Her long-developed spiral movement language lends the work the sensation not of staged spectacle but of a living current, at once rooted and ascending.
The dancers — ten in all — move as if following the logic of wind-driven waves: surges, retreats, recombinations. The hour-long performance felt closer to ritual than to display.

A Festival as a Cartography of Questions
The four works, viewed in succession, chart a kind of map of contemporary concerns. Blackstock’s inner heroic quest in a society of stereotypes. Karantzas’s portrait of routine as quiet capitulation. Hermanis’s meditation on the solitude of authority. Wertheim’s search for reconciliation between body and spirit.

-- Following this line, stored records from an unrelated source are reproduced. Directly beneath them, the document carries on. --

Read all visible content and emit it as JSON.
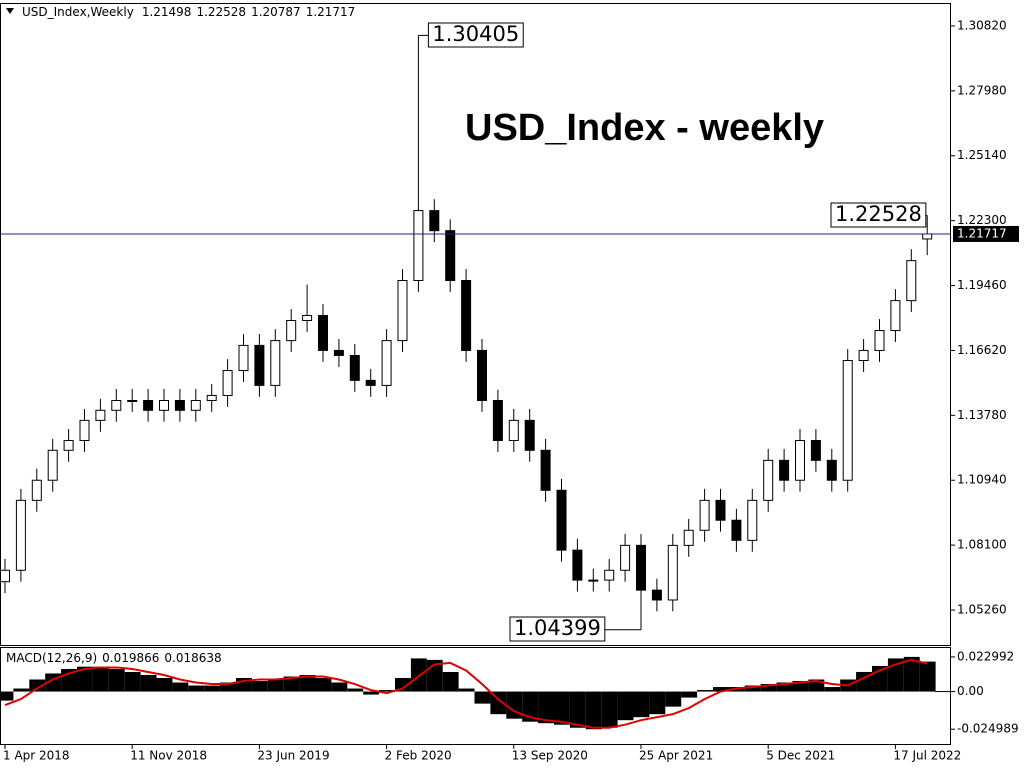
{
  "chart_data": {
    "type": "candlestick",
    "title": "USD_Index - weekly",
    "symbol": "USD_Index,Weekly",
    "categories": [
      "1 Apr 2018",
      null,
      null,
      null,
      null,
      null,
      null,
      null,
      "11 Nov 2018",
      null,
      null,
      null,
      null,
      null,
      null,
      null,
      "23 Jun 2019",
      null,
      null,
      null,
      null,
      null,
      null,
      null,
      "2 Feb 2020",
      null,
      null,
      null,
      null,
      null,
      null,
      null,
      "13 Sep 2020",
      null,
      null,
      null,
      null,
      null,
      null,
      null,
      "25 Apr 2021",
      null,
      null,
      null,
      null,
      null,
      null,
      null,
      "5 Dec 2021",
      null,
      null,
      null,
      null,
      null,
      null,
      null,
      "17 Jul 2022",
      null,
      null
    ],
    "open": [
      1.065,
      1.07,
      1.1006,
      1.1094,
      1.1225,
      1.1268,
      1.1356,
      1.14,
      1.1443,
      1.1443,
      1.14,
      1.1443,
      1.14,
      1.1443,
      1.1465,
      1.1574,
      1.1684,
      1.1509,
      1.1705,
      1.1793,
      1.1815,
      1.1662,
      1.164,
      1.1531,
      1.1509,
      1.1705,
      1.1968,
      1.2274,
      1.2186,
      1.1968,
      1.1662,
      1.1443,
      1.1268,
      1.1356,
      1.1225,
      1.105,
      1.0788,
      1.0657,
      1.0657,
      1.07,
      1.0809,
      1.0613,
      1.057,
      1.0809,
      1.0875,
      1.1006,
      1.0919,
      1.0831,
      1.1006,
      1.1181,
      1.1094,
      1.1268,
      1.1181,
      1.1094,
      1.1618,
      1.1662,
      1.1749,
      1.188,
      1.21498
    ],
    "high": [
      1.075,
      1.1056,
      1.1144,
      1.1275,
      1.1318,
      1.1406,
      1.145,
      1.1493,
      1.1493,
      1.1493,
      1.1493,
      1.1493,
      1.1493,
      1.1515,
      1.1624,
      1.1734,
      1.1734,
      1.1755,
      1.1843,
      1.195,
      1.1865,
      1.1712,
      1.169,
      1.1581,
      1.1755,
      1.2018,
      1.30405,
      1.2324,
      1.2236,
      1.2018,
      1.1712,
      1.149,
      1.1406,
      1.1406,
      1.1275,
      1.11,
      1.0838,
      1.0707,
      1.075,
      1.0859,
      1.0859,
      1.0663,
      1.0859,
      1.0925,
      1.1056,
      1.1056,
      1.0969,
      1.1056,
      1.1231,
      1.1231,
      1.1318,
      1.1318,
      1.1231,
      1.1668,
      1.1712,
      1.1799,
      1.193,
      1.2105,
      1.22528
    ],
    "low": [
      1.06,
      1.065,
      1.0956,
      1.1044,
      1.1175,
      1.1218,
      1.1306,
      1.135,
      1.1393,
      1.135,
      1.135,
      1.135,
      1.135,
      1.1393,
      1.1415,
      1.1524,
      1.1459,
      1.1459,
      1.1655,
      1.1743,
      1.1612,
      1.159,
      1.1481,
      1.1459,
      1.1459,
      1.1655,
      1.1918,
      1.2136,
      1.1918,
      1.1612,
      1.1393,
      1.1218,
      1.1218,
      1.1175,
      1.1,
      1.0738,
      1.0607,
      1.0607,
      1.0607,
      1.065,
      1.04399,
      1.052,
      1.052,
      1.0759,
      1.0825,
      1.0869,
      1.0781,
      1.0781,
      1.0956,
      1.1044,
      1.1044,
      1.1131,
      1.1044,
      1.1044,
      1.1568,
      1.1612,
      1.1699,
      1.183,
      1.20787
    ],
    "close": [
      1.07,
      1.1006,
      1.1094,
      1.1225,
      1.1268,
      1.1356,
      1.14,
      1.1443,
      1.1443,
      1.14,
      1.1443,
      1.14,
      1.1443,
      1.1465,
      1.1574,
      1.1684,
      1.1509,
      1.1705,
      1.1793,
      1.1815,
      1.1662,
      1.164,
      1.1531,
      1.1509,
      1.1705,
      1.1968,
      1.2274,
      1.2186,
      1.1968,
      1.1662,
      1.1443,
      1.1268,
      1.1356,
      1.1225,
      1.105,
      1.0788,
      1.0657,
      1.0657,
      1.07,
      1.0809,
      1.0613,
      1.057,
      1.0809,
      1.0875,
      1.1006,
      1.0919,
      1.0831,
      1.1006,
      1.1181,
      1.1094,
      1.1268,
      1.1181,
      1.1094,
      1.1618,
      1.1662,
      1.1749,
      1.188,
      1.2055,
      1.21717
    ],
    "ylim": [
      1.0373,
      1.3178
    ],
    "yticks": [
      {
        "value": 1.3082,
        "label": "1.30820"
      },
      {
        "value": 1.2798,
        "label": "1.27980"
      },
      {
        "value": 1.2514,
        "label": "1.25140"
      },
      {
        "value": 1.223,
        "label": "1.22300"
      },
      {
        "value": 1.1946,
        "label": "1.19460"
      },
      {
        "value": 1.1662,
        "label": "1.16620"
      },
      {
        "value": 1.1378,
        "label": "1.13780"
      },
      {
        "value": 1.1094,
        "label": "1.10940"
      },
      {
        "value": 1.081,
        "label": "1.08100"
      },
      {
        "value": 1.0526,
        "label": "1.05260"
      }
    ],
    "price_line_color": "#1a237e",
    "macd": {
      "label": "MACD(12,26,9)",
      "histogram": [
        -0.006,
        0.002,
        0.008,
        0.012,
        0.015,
        0.0165,
        0.0165,
        0.015,
        0.013,
        0.011,
        0.009,
        0.006,
        0.004,
        0.004,
        0.006,
        0.009,
        0.007,
        0.008,
        0.01,
        0.011,
        0.009,
        0.006,
        0.002,
        -0.002,
        0.001,
        0.009,
        0.022,
        0.021,
        0.013,
        0.002,
        -0.008,
        -0.015,
        -0.018,
        -0.02,
        -0.021,
        -0.022,
        -0.024,
        -0.025,
        -0.024,
        -0.019,
        -0.017,
        -0.015,
        -0.01,
        -0.004,
        0.001,
        0.003,
        0.003,
        0.004,
        0.005,
        0.006,
        0.007,
        0.008,
        0.003,
        0.008,
        0.013,
        0.017,
        0.022,
        0.023,
        0.019866
      ],
      "signal": [
        -0.009,
        -0.005,
        0.002,
        0.008,
        0.012,
        0.015,
        0.016,
        0.016,
        0.015,
        0.013,
        0.011,
        0.008,
        0.006,
        0.005,
        0.005,
        0.007,
        0.008,
        0.008,
        0.009,
        0.01,
        0.01,
        0.008,
        0.005,
        0.001,
        -0.001,
        0.002,
        0.01,
        0.018,
        0.019,
        0.014,
        0.005,
        -0.005,
        -0.013,
        -0.017,
        -0.019,
        -0.02,
        -0.022,
        -0.024,
        -0.024,
        -0.022,
        -0.019,
        -0.017,
        -0.015,
        -0.011,
        -0.005,
        0.0,
        0.002,
        0.003,
        0.004,
        0.005,
        0.006,
        0.007,
        0.005,
        0.004,
        0.009,
        0.014,
        0.018,
        0.021,
        0.018638
      ],
      "signal_color": "#e00000",
      "ylim": [
        -0.0348,
        0.0289
      ],
      "yticks": [
        0.022992,
        {
          "value": 0,
          "label": "0.00"
        },
        -0.024989
      ]
    }
  }
}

Each arrives from a different cultural context and artistic idiom — spoken word and street-derived dance, parabolic domestic theater, filmic psychological portrait, meditative choreographic ritual — yet together they trace the outlines of the twenty-first-century predicament: identity constrained, attention fragmented, institutions in doubt, the body still the primary site of meaning.
Tbilisi, historically a crossroads of empires, languages, and faiths, proved again that a theater festival can be more than a seasonal celebration. It can serve as a civic space where the fractures of contemporary existence are staged with enough clarity to be recognized, if not yet resolved.